Schwerer Wanderunfall in den Bayerischen Alpen
Ein 64-jähriger Wanderer ist bei einer Tour in den Bayerischen Alpen in eine Schlucht gestürzt und hat sich dabei schwere Kopfverletzungen zugezogen. Der Unfall ereignete sich am 23. März 2026 in der Nähe von Bayerisch Gmain, wo der Mann mit fünf Begleitern unterwegs war.

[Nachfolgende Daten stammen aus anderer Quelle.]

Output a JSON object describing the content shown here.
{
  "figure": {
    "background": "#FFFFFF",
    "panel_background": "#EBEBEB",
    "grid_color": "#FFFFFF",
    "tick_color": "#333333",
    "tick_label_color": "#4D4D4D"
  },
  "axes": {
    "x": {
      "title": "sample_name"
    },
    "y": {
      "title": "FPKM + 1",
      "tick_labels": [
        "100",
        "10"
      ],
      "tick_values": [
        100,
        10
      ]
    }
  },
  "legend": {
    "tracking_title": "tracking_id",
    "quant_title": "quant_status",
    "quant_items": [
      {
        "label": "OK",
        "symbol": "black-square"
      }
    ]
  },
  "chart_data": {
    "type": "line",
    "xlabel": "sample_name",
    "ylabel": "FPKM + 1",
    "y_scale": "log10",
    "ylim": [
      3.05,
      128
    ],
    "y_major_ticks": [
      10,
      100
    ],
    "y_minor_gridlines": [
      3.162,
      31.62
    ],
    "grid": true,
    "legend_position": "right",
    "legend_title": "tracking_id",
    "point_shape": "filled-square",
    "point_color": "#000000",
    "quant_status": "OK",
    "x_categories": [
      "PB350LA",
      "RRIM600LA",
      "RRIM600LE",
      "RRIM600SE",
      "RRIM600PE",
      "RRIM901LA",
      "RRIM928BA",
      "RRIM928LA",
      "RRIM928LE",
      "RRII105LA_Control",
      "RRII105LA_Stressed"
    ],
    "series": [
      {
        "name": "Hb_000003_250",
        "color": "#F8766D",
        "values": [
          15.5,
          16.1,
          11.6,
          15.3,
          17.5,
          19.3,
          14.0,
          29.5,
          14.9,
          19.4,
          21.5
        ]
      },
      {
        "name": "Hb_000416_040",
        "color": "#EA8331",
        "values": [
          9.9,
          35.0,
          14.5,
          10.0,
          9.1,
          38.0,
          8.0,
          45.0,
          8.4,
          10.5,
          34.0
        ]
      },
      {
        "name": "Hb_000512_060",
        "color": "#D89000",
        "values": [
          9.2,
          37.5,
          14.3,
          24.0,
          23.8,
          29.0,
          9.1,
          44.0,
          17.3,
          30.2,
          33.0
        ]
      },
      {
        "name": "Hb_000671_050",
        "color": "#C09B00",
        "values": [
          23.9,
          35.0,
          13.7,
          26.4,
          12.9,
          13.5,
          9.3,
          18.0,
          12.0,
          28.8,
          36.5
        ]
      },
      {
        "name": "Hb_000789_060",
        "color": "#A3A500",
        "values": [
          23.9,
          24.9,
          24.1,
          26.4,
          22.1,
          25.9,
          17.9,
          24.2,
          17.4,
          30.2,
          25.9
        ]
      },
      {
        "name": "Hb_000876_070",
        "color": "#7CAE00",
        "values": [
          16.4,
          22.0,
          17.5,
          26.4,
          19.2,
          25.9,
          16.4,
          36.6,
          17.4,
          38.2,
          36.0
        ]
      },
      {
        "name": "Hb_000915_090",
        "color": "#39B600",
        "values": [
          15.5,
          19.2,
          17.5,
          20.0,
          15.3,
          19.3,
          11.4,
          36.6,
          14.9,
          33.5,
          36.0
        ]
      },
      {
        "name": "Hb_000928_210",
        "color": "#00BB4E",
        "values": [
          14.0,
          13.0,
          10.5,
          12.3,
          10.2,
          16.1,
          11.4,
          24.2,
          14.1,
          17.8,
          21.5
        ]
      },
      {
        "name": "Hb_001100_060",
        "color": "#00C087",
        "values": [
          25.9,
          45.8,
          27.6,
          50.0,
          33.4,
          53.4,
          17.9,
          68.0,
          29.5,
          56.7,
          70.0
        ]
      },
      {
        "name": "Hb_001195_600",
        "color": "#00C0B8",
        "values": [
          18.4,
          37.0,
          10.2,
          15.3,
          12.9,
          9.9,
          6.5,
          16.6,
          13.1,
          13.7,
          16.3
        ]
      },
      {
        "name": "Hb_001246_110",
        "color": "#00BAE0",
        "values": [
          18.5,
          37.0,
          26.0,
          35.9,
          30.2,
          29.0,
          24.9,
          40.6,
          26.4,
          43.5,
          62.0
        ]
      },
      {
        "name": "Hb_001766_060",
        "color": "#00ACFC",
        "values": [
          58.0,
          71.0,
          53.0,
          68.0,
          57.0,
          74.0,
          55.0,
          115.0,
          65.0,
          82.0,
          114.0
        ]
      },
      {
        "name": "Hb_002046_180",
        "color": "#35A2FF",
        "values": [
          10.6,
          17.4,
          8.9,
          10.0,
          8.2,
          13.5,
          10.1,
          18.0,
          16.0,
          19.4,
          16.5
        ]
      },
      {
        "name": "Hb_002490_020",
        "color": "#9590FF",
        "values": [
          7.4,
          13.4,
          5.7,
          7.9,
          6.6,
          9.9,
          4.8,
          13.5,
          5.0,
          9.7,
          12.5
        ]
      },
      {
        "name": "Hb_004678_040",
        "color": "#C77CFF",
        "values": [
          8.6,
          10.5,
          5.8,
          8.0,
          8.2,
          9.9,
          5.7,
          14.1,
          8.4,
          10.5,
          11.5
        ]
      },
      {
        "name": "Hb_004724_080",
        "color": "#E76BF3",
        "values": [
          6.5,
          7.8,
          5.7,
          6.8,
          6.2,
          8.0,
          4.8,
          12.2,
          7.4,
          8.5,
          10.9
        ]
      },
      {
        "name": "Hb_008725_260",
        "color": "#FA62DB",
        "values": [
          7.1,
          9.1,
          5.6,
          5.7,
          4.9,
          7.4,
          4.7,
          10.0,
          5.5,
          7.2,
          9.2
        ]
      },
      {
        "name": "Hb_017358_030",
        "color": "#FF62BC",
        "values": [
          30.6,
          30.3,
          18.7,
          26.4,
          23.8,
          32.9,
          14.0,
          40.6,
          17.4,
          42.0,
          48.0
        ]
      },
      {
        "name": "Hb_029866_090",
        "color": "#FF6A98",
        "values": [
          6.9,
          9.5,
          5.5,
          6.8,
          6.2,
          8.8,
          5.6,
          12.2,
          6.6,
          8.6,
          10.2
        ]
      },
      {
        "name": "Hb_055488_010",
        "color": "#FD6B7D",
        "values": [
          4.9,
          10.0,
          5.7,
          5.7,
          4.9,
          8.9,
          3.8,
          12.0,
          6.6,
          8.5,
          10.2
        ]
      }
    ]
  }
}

Trügerischer Wanderweg mit gefährlichen Auswaschungen
Der Verunglückte bewegte sich auf einem steilen und sehr schmalen Wanderweg, als er plötzlich abstürzte. Laut einem Polizei-Bergführer war der Abschnitt durch Auswaschungen beschädigt, was die Gefahr deutlich erhöhte. Markus Leitner, Pressesprecher vom Roten Kreuz Berchtesgadener Land, bezeichnete die Stelle als „trügerisch“ und betonte die besonderen Herausforderungen für Wanderer in diesem Gelände.
Komplexe Rettungsaktion unter erschwerten Bedingungen
Die Bergretter seilten sich zu dem verletzten 64-Jährigen ab und leisteten erste medizinische Versorgung. Anschließend wurde der Mann per Hubschrauber in ein Krankenhaus gebracht. Die Rettung gestaltete sich aufgrund der schwierigen Geländeverhältnisse und der schweren Verletzungen des Wanderers äußerst anspruchsvoll.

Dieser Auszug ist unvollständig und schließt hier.